IBMStreams / streamsx.sparkMLLib

Toolkit for real-time scoring using Apache Spark MLLib library
http://ibmstreams.github.io/streamsx.sparkMLLib
Apache License 2.0
8 stars 15 forks source link

proposal for extension #2

Closed apyasic closed 4 years ago

apyasic commented 9 years ago

The toolkit looks great. Great Job, @ankitpas!

The approach proposed by @ankitpas when streams operator communicates with a corresponding Spark job is very interesting and absolutely make sense. As an extension to an existing toolkit we wanted to propose an alternative approach which is similar to spss toolkit one when a model is "published" by Spark to Streams and used by corresponding Streams operator for real-time data scoring. The advantage of this approach is that it doesn't require spark runtime to be installed or accessible by streams machine. We already have an initial prototype working, and wanted to discuss with you different options on how to integrate it with an existing implementation:

  1. Existing operators extension to support two model execution modes: spark and streams. The first mode is the one implemented by @ankitpas when model is executed by spark job. The second mode is the one we're about to contribute when model is executed by a corresponding streams operator. The advantage of this approach is in a fact that a toolkit user will have the same set of powerful operators to use and would be able easily switch between the two. The disadvantage of this approach is that operator implementation would become much more complex.
  2. New operator(s) that will run spark model. Then we have to decide which namespace to choose for this group of operators. Probably, something like com.ibm.streamsx.sparkmllib.scoring ?
ddebrunner commented 9 years ago

Do the operators really use a Spark job to execute the scoring, I though the operator just executed the model code directly?

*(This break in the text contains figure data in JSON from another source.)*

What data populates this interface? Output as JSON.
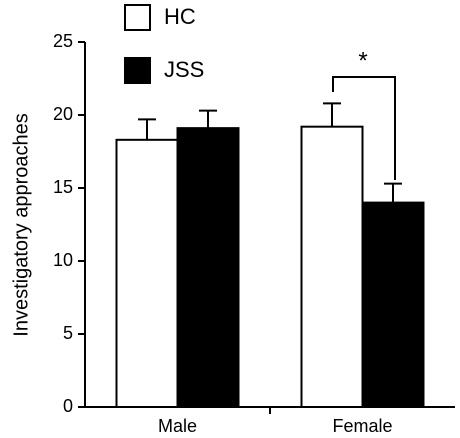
{
  "chart_data": {
    "type": "bar",
    "y_label": "Investigatory approaches",
    "categories": [
      "Male",
      "Female"
    ],
    "series": [
      {
        "name": "HC",
        "color": "#ffffff",
        "values": [
          18.3,
          19.2
        ],
        "errors": [
          1.4,
          1.6
        ]
      },
      {
        "name": "JSS",
        "color": "#000000",
        "values": [
          19.1,
          14.0
        ],
        "errors": [
          1.2,
          1.3
        ]
      }
    ],
    "annotation": "*",
    "ylim": [
      0,
      25
    ],
    "yticks": [
      0,
      5,
      10,
      15,
      20,
      25
    ],
    "legend": "top-left"
  }
}
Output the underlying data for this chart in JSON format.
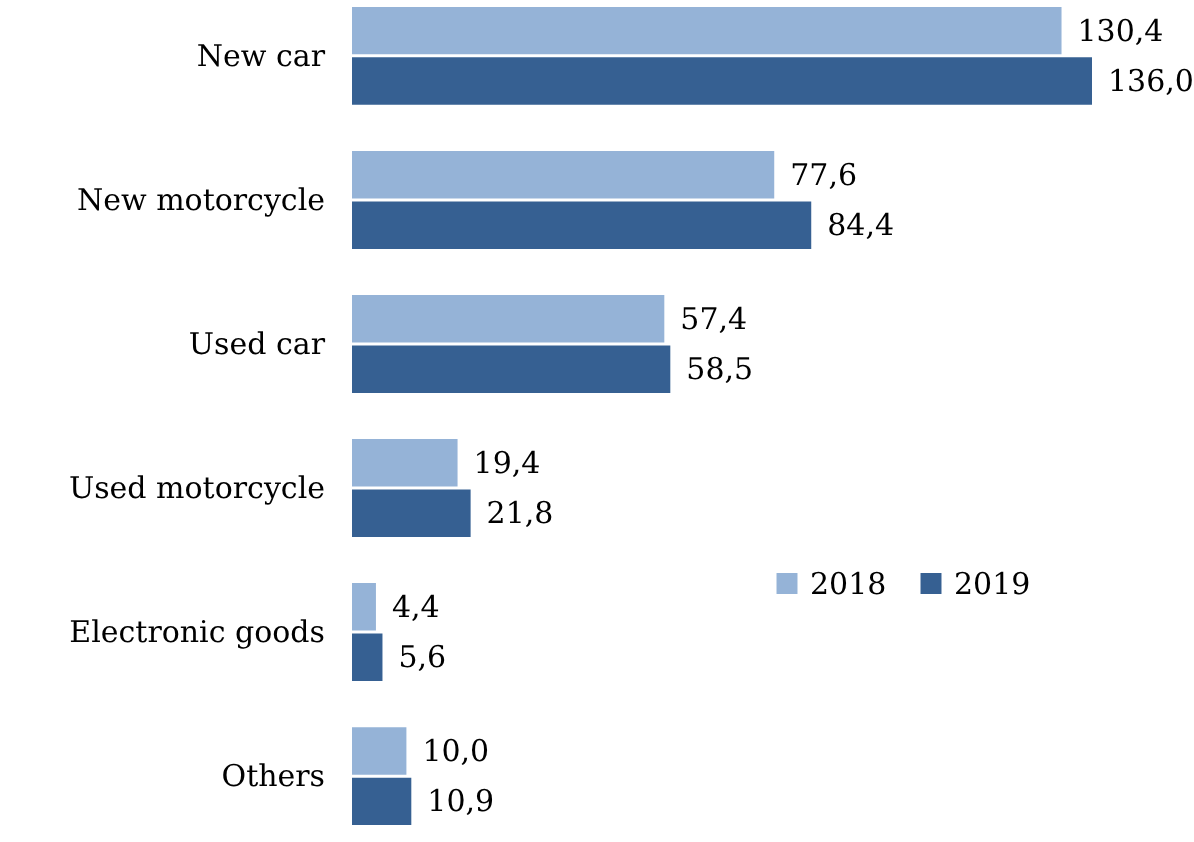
{
  "chart_data": {
    "type": "bar",
    "orientation": "horizontal",
    "categories": [
      "New car",
      "New motorcycle",
      "Used car",
      "Used motorcycle",
      "Electronic goods",
      "Others"
    ],
    "series": [
      {
        "name": "2018",
        "color": "#95b3d7",
        "values": [
          130.4,
          77.6,
          57.4,
          19.4,
          4.4,
          10.0
        ],
        "value_labels": [
          "130,4",
          "77,6",
          "57,4",
          "19,4",
          "4,4",
          "10,0"
        ]
      },
      {
        "name": "2019",
        "color": "#366092",
        "values": [
          136.0,
          84.4,
          58.5,
          21.8,
          5.6,
          10.9
        ],
        "value_labels": [
          "136,0",
          "84,4",
          "58,5",
          "21,8",
          "5,6",
          "10,9"
        ]
      }
    ],
    "legend": "right",
    "grid": false
  }
}
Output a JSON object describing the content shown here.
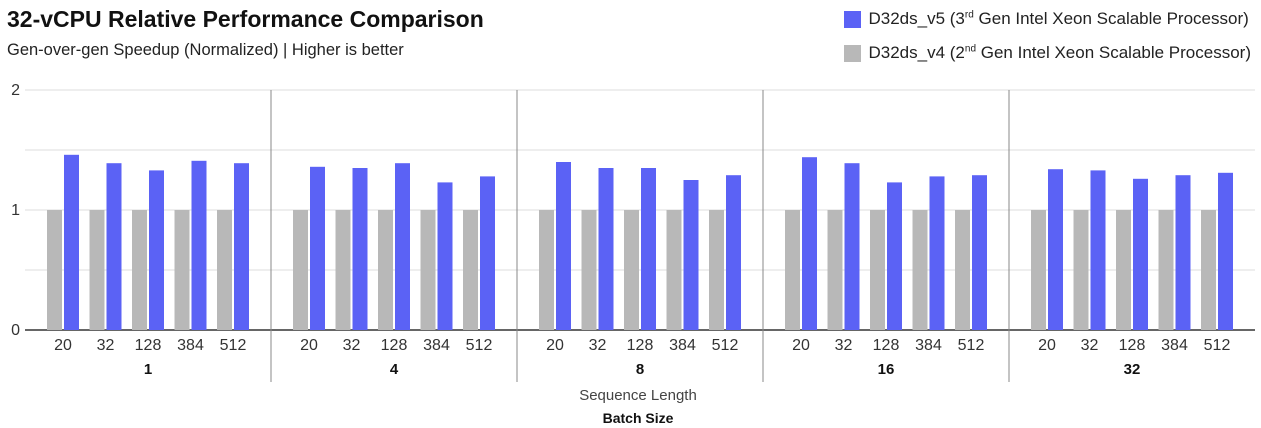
{
  "title": "32-vCPU Relative Performance Comparison",
  "subtitle": "Gen-over-gen Speedup (Normalized)  |  Higher is better",
  "legend": [
    {
      "name_main": "D32ds_v5 (3",
      "sup": "rd",
      "name_rest": " Gen Intel Xeon Scalable Processor)",
      "color": "#5b62f5"
    },
    {
      "name_main": "D32ds_v4 (2",
      "sup": "nd",
      "name_rest": " Gen Intel Xeon Scalable Processor)",
      "color": "#b8b8b8"
    }
  ],
  "chart_data": {
    "type": "bar",
    "title": "32-vCPU Relative Performance Comparison",
    "subtitle": "Gen-over-gen Speedup (Normalized)  |  Higher is better",
    "xlabel_inner": "Sequence Length",
    "xlabel_outer": "Batch Size",
    "ylim": [
      0,
      2
    ],
    "yticks": [
      0,
      1,
      2
    ],
    "grid": true,
    "legend_position": "top-right",
    "groups": [
      "1",
      "4",
      "8",
      "16",
      "32"
    ],
    "categories": [
      "20",
      "32",
      "128",
      "384",
      "512"
    ],
    "series": [
      {
        "name": "D32ds_v4 (2nd Gen Intel Xeon Scalable Processor)",
        "color": "#b8b8b8",
        "values": [
          [
            1,
            1,
            1,
            1,
            1
          ],
          [
            1,
            1,
            1,
            1,
            1
          ],
          [
            1,
            1,
            1,
            1,
            1
          ],
          [
            1,
            1,
            1,
            1,
            1
          ],
          [
            1,
            1,
            1,
            1,
            1
          ]
        ]
      },
      {
        "name": "D32ds_v5 (3rd Gen Intel Xeon Scalable Processor)",
        "color": "#5b62f5",
        "values": [
          [
            1.46,
            1.39,
            1.33,
            1.41,
            1.39
          ],
          [
            1.36,
            1.35,
            1.39,
            1.23,
            1.28
          ],
          [
            1.4,
            1.35,
            1.35,
            1.25,
            1.29
          ],
          [
            1.44,
            1.39,
            1.23,
            1.28,
            1.29
          ],
          [
            1.34,
            1.33,
            1.26,
            1.29,
            1.31
          ]
        ]
      }
    ]
  }
}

ankitpas commented 9 years ago

Currently, each operator initializes a SparkContext which makes it behave as a spark "driver". Hence, there is 1 spark job for every operator under which scoring occurs. By default, the job runs locally in 1 thread but you can optionally pass a spark master location to run it on a cluster.

ddebrunner commented 9 years ago

@ankitpas is probably best placed to say, but I don't think if a remote SparkContext is used that any execution is sent over to the remote cluster. The SparkContext is just used to set up the objects, but the scoring is executing directly against the model. If the tuple was scored using a SPARK job, then wouldn't an RDD have to be created?

I think you are proposing the same concept, so I'm not sure we need two sets of operators, but maybe there's a different implementation approach which could be taken.

ankitpas commented 9 years ago

Actually, some models like the collaborative filtering one store their internal state as RDDs so when we ask for scoring, the action runs against these internal state RDDs. In most cases, RDDs are also created during the model load process. If you pass a remote spark master then the operation may be performed on one or more remote worker machines known to the master node and the results passed back to the driver (which in our case is the operator).

mikespicer commented 9 years ago

@apyasic Can you expand on what you mean by the model being executed by a streams operator? Are you proposing that we do our own implementation for each of the SparkMLLib algorithms? Would this use the Spark code or would we be creating our own version which would have to be maintained in synch with the Spark code?

joergboe commented 4 years ago

No further demand seen.